All couriers would be expected to adhere to and sign a standard contractual document called ‘Confirmation of Tender to Supply Courier Services to CitySprint (UK) Limited’. As above, this document referred to couriers as self-employed individuals and they would be expected to ‘e-sign’ the document on their first day. The document also referred to several clauses which purport to emphasise the self-employed nature of the relationship such as there being no obligation on CitySprint to provide work and the courier is under no obligation to provide services, a substitute could be sent in place of the courier to carry out the services, if the courier did not work they would not be paid and would not be paid for holiday, maternity or sick periods. On commencement couriers were also informed to comply with a self-billing system for payment.
 
The ET Decision
 
Having examined the reality of the relationship, as well as the contractual document, the Tribunal held that Ms Dewhurst ‘was working not for herself with CitySprint as her customer but on [their] behalf’. In other words she was a “worker” and was not self employed. It found that the contractual document did not give a true reflection of the agreement in reality. The Tribunal came to its decision on the basis of the following points:
  
The fact that couriers had to electronically sign a contractual document led to a finding that there was clear inequality in bargaining power.
Even though there was a self-billing system, couriers did not use this system.
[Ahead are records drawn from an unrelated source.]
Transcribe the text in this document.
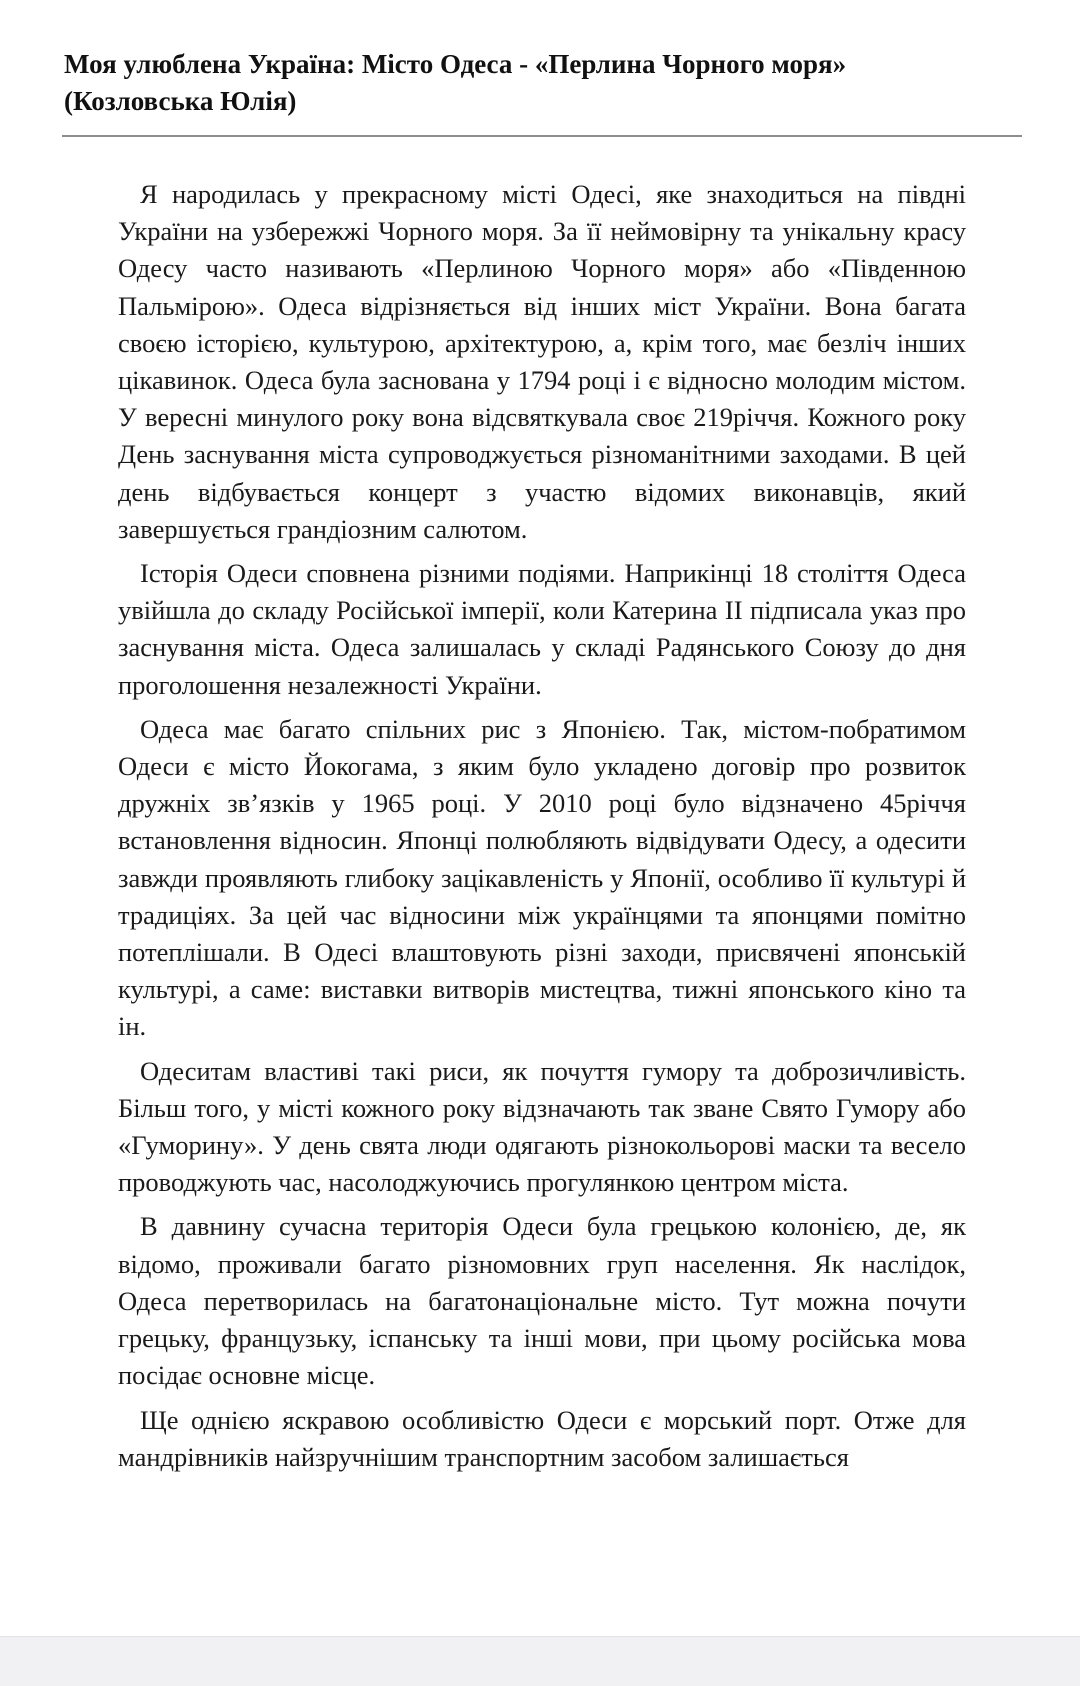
Моя улюблена Україна: Місто Одеса - «Перлина Чорного моря»
(Козловська Юлія)

Я народилась у прекрасному місті Одесі, яке знаходиться на півдні України на узбережжі Чорного моря. За її неймовірну та унікальну красу Одесу часто називають «Перлиною Чорного моря» або «Південною Пальмірою». Одеса відрізняється від інших міст України. Вона багата своєю історією, культурою, архітектурою, а, крім того, має безліч інших цікавинок. Одеса була заснована у 1794 році і є відносно молодим містом. У вересні минулого року вона відсвяткувала своє 219річчя. Кожного року День заснування міста супроводжується різноманітними заходами. В цей день відбувається концерт з участю відомих виконавців, який завершується грандіозним салютом.

Історія Одеси сповнена різними подіями. Наприкінці 18 століття Одеса увійшла до складу Російської імперії, коли Катерина ІІ підписала указ про заснування міста. Одеса залишалась у складі Радянського Союзу до дня проголошення незалежності України.

Одеса має багато спільних рис з Японією. Так, містом-побратимом Одеси є місто Йокогама, з яким було укладено договір про розвиток дружніх зв’язків у 1965 році. У 2010 році було відзначено 45річчя встановлення відносин. Японці полюбляють відвідувати Одесу, а одесити завжди проявляють глибоку зацікавленість у Японії, особливо її культурі й традиціях. За цей час відносини між українцями та японцями помітно потеплішали. В Одесі влаштовують різні заходи, присвячені японській культурі, а саме: виставки витворів мистецтва, тижні японського кіно та ін.

Одеситам властиві такі риси, як почуття гумору та доброзичливість. Більш того, у місті кожного року відзначають так зване Свято Гумору або «Гуморину». У день свята люди одягають різнокольорові маски та весело проводжують час, насолоджуючись прогулянкою центром міста.

В давнину сучасна територія Одеси була грецькою колонією, де, як відомо, проживали багато різномовних груп населення. Як наслідок, Одеса перетворилась на багатонаціональне місто. Тут можна почути грецьку, французьку, іспанську та інші мови, при цьому російська мова посідає основне місце.

Ще однією яскравою особливістю Одеси є морський порт. Отже для мандрівників найзручнішим транспортним засобом залишається
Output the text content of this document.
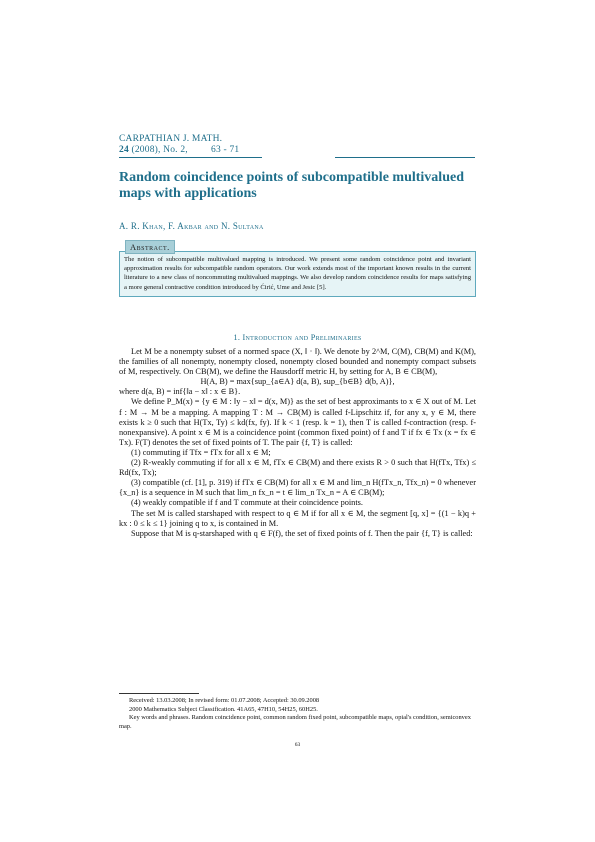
CARPATHIAN J. MATH.
24
(2008), No. 2,
63 - 71
Random coincidence points of subcompatible multivalued maps with applications
A. R. Khan, F. Akbar and N. Sultana
The notion of subcompatible multivalued mapping is introduced. We present some random coincidence point and invariant approximation results for subcompatible random operators. Our work extends most of the important known results in the current literature to a new class of noncommuting multivalued mappings. We also develop random coincidence results for maps satisfying a more general contractive condition introduced by Ćirić, Ume and Jesic [5].
Abstract.
1. Introduction and Preliminaries

Let M be a nonempty subset of a normed space (X, ‖ · ‖). We denote by 2^M, C(M), CB(M) and K(M), the families of all nonempty, nonempty closed, nonempty closed bounded and nonempty compact subsets of M, respectively. On CB(M), we define the Hausdorff metric H, by setting for A, B ∈ CB(M),

H(A, B) = max{sup_{a∈A} d(a, B), sup_{b∈B} d(b, A)},

where d(a, B) = inf{‖a − x‖ : x ∈ B}.

We define P_M(x) = {y ∈ M : ‖y − x‖ = d(x, M)} as the set of best approximants to x ∈ X out of M. Let f : M → M be a mapping. A mapping T : M → CB(M) is called f-Lipschitz if, for any x, y ∈ M, there exists k ≥ 0 such that H(Tx, Ty) ≤ kd(fx, fy). If k < 1 (resp. k = 1), then T is called f-contraction (resp. f-nonexpansive). A point x ∈ M is a coincidence point (common fixed point) of f and T if fx ∈ Tx (x = fx ∈ Tx). F(T) denotes the set of fixed points of T. The pair {f, T} is called:

(1) commuting if Tfx = fTx for all x ∈ M;

(2) R-weakly commuting if for all x ∈ M, fTx ∈ CB(M) and there exists R > 0 such that H(fTx, Tfx) ≤ Rd(fx, Tx);

(3) compatible (cf. [1], p. 319) if fTx ∈ CB(M) for all x ∈ M and lim_n H(fTx_n, Tfx_n) = 0 whenever {x_n} is a sequence in M such that lim_n fx_n = t ∈ lim_n Tx_n = A ∈ CB(M);

(4) weakly compatible if f and T commute at their coincidence points.

The set M is called starshaped with respect to q ∈ M if for all x ∈ M, the segment [q, x] = {(1 − k)q + kx : 0 ≤ k ≤ 1} joining q to x, is contained in M.

Suppose that M is q-starshaped with q ∈ F(f), the set of fixed points of f. Then the pair {f, T} is called:

Received: 13.03.2008; In revised form: 01.07.2008; Accepted: 30.09.2008

2000 Mathematics Subject Classification. 41A65, 47H10, 54H25, 60H25.

Key words and phrases. Random coincidence point, common random fixed point, subcompatible maps, opial's condition, semiconvex map.

63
CitySprint automatically calculated what was owed and they were paid in arrears each Friday.
There was no right of substitution – in reality, only couriers who were already on the circuit would be able to be a substitute.
Couriers were provided with equipment, would wear a uniform and were integrated into the organisation.
CitySprint exercised a level of control over working patterns and circuits.
  
Comment
  
The above decision meant that Ms Dewhurst was successful in her claim for holiday pay. However, the further implications for CitySprint in getting this wrong could be costly. It means that such workers would be entitled to other employment rights such as the national minimum wage and rest breaks.
 
This was an ET decision so does not set a binding precedent. However, it will certainly have further implications for the ‘gig economy’. There are already a number of cases which are waiting to be heard this year, and we would expect similar employers to face fresh challenges from ‘workers’ on their purported self-employed status.
 
If you are considering engaging individual’s on a self-employed basis, you should carefully consider how the relationship may work in reality. As this case shows, it is important that any contractual documentation reflects the true nature of the relationship. If it does, it will assist in discouraging such an individual from bringing claims in the first place.